Redaktionelles

LebensRaum - Leben in einer spirituellen Gemeinschaft

Auch in dieser Ausgabe möchte ich sie über den aktuellen Stand des Gründungsprozesses informieren.

Besuch einer Gemeinschaft
Vom 22. bis 25.04.04 besuchten TeilnehmerInnen des LebensRaum-Kreises das Intersein-Haus in Niederbayern. In dem Seminarhaus, das von LehrerInnen der Thich Nhat Hanh -Tradition geleitet wird, leben Menschen in einer Sangha (Gemeinschaft) zusammen.
Wir meditierten zusammen und führten sehr offene Gespräche mit den Bewohnern und den beiden LeiterInnen Helga und Karl Riedl.
Mir wurde in diesen Tagen deutlich, wie wichtig für eine Lebensgemeinschaft eine Übereinstimmung über die Form des Zusammenleben ist. Diese Übereinstimmung kann sich erst bilden, wenn genügend Austausch stattgefunden hat und ein gleiches Verständnis der Lehre entwickelt wurde. Außerdem sind regelmäßige Begegnungen, die gegenseitiges Vertrauen schaffen, von grundlegender Bedeutung.

Klarheit über die Grundlagen
Der Kreis der Interessenten am LebensRaum ist recht groß und enthält sehr verschiedene Vorstellungen über Gemeinschaftsleben. Viele grundsätzliche Fragen über die Form und Struktur einer Gemeinschaft müssten erst noch geklärt und abgesprochen werden, soweit dies im Vorfeld überhaupt möglich ist. Wofür steht der LebensRaum, was ist sein Weg?
Der gemeinsame Weg wird m. E. erst klar, wenn gemeinsame Erfahrungen gemacht wurden und deutlich werden konnte, ob Übereinstimmung besteht. Zumindest gilt das für meinen Ansatz, da ich, wie ich erst allmählich durch den Gründungsprozess des LebensRaums erkannt habe, sehr konkrete, feste Vorstellungen über die Struktur und Form dieser Gemeinschaft habe. Mir wurde im Kontakt mit Interessenten und deren Ansätzen für ein Gemeinschaftsleben deutlich, dass ich eine spezielle Form von Gemeinschaft gründen möchte, die sich auf eine Achtsamkeitspraxis bezieht, wie ich sie besonders im Kloster von Thich Nhat Hanh in Plum Village erfahren habe. Von zentraler Bedeutung ist für mich die konsequente achtsame Kommunikation, die das achtsame Denken und verstehende Mitfühlen enthält.

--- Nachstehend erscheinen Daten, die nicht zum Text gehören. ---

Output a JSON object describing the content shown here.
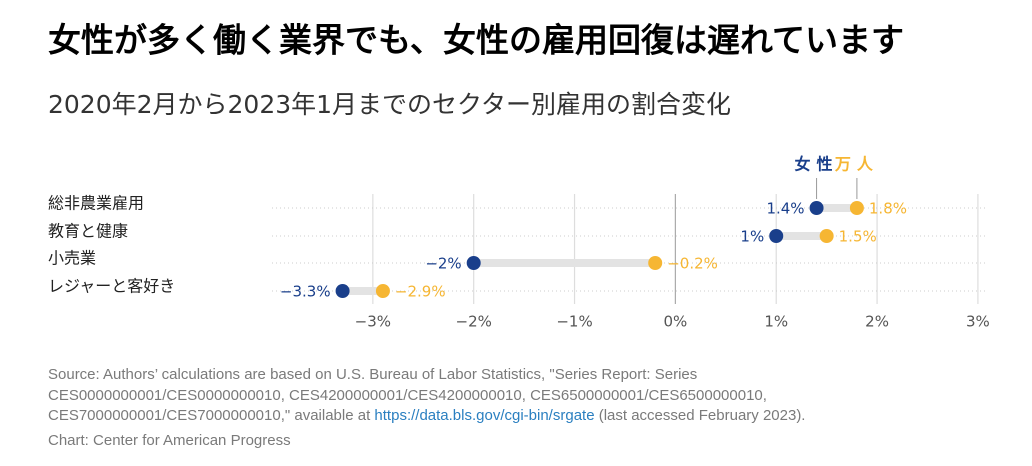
{
  "chart_data": {
    "type": "dumbbell",
    "title": "女性が多く働く業界でも、女性の雇用回復は遅れています",
    "subtitle": "2020年2月から2023年1月までのセクター別雇用の割合変化",
    "categories": [
      "総非農業雇用",
      "教育と健康",
      "小売業",
      "レジャーと客好き"
    ],
    "series": [
      {
        "name": "女性",
        "color": "#1a3f8b",
        "values": [
          1.4,
          1,
          -2,
          -3.3
        ],
        "value_labels": [
          "1.4%",
          "1%",
          "−2%",
          "−3.3%"
        ]
      },
      {
        "name": "万人",
        "color": "#f6b633",
        "values": [
          1.8,
          1.5,
          -0.2,
          -2.9
        ],
        "value_labels": [
          "1.8%",
          "1.5%",
          "−0.2%",
          "−2.9%"
        ]
      }
    ],
    "xlim": [
      -4,
      3.1
    ],
    "xticks": [
      {
        "value": -3,
        "label": "−3%"
      },
      {
        "value": -2,
        "label": "−2%"
      },
      {
        "value": -1,
        "label": "−1%"
      },
      {
        "value": 0,
        "label": "0%"
      },
      {
        "value": 1,
        "label": "1%"
      },
      {
        "value": 2,
        "label": "2%"
      },
      {
        "value": 3,
        "label": "3%"
      }
    ],
    "grid": true,
    "source": "Source: Authors’ calculations are based on U.S. Bureau of Labor Statistics, \"Series Report: Series CES0000000001/CES0000000010, CES4200000001/CES4200000010, CES6500000001/CES6500000010, CES7000000001/CES7000000010,\" available at ",
    "source_link": "https://data.bls.gov/cgi-bin/srgate",
    "source_tail": " (last accessed February 2023).",
    "credit": "Chart: Center for American Progress"
  }
}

Konzentration auf die Achtsamkeitskreise
Nach meinem Besuch im Intersein-Haus habe ich mich für eine neue Vorgehensweise zur Gründung des LebensRaums entschlossen. Ich sehe nunmehr eine Teilnahme an den Achtsamkeitskreisen und -tagen des StadtRaums als unverzichtbare Vorraussetzung an. Zudem sollte die Person wirklich klar mit ihrer Praxis sein und diese auch konsequent in ihrem Alltag umsetzen. Angesprochen sind also zuerst Menschen, die bereits im StadtRaum praktizieren und Erfahrungen gesammelt haben. Daraus ergibt sich, dass der LebensRaum mit einer kleinen Gruppe von Menschen beginnen wird und es zur Zeit keiner weiteren Aktivitäten zur Gründung bedarf. Daher konzentriere ich mich vorerst auf die Menschen, die bereits regelmäßig die Achtsamkeitskreise besuchen und gründe mit Interessierten aus diesen Kreisen den LebensRaum. Die Achtsamkeitskreise sind auch weiterhin offen für alle Interessierten.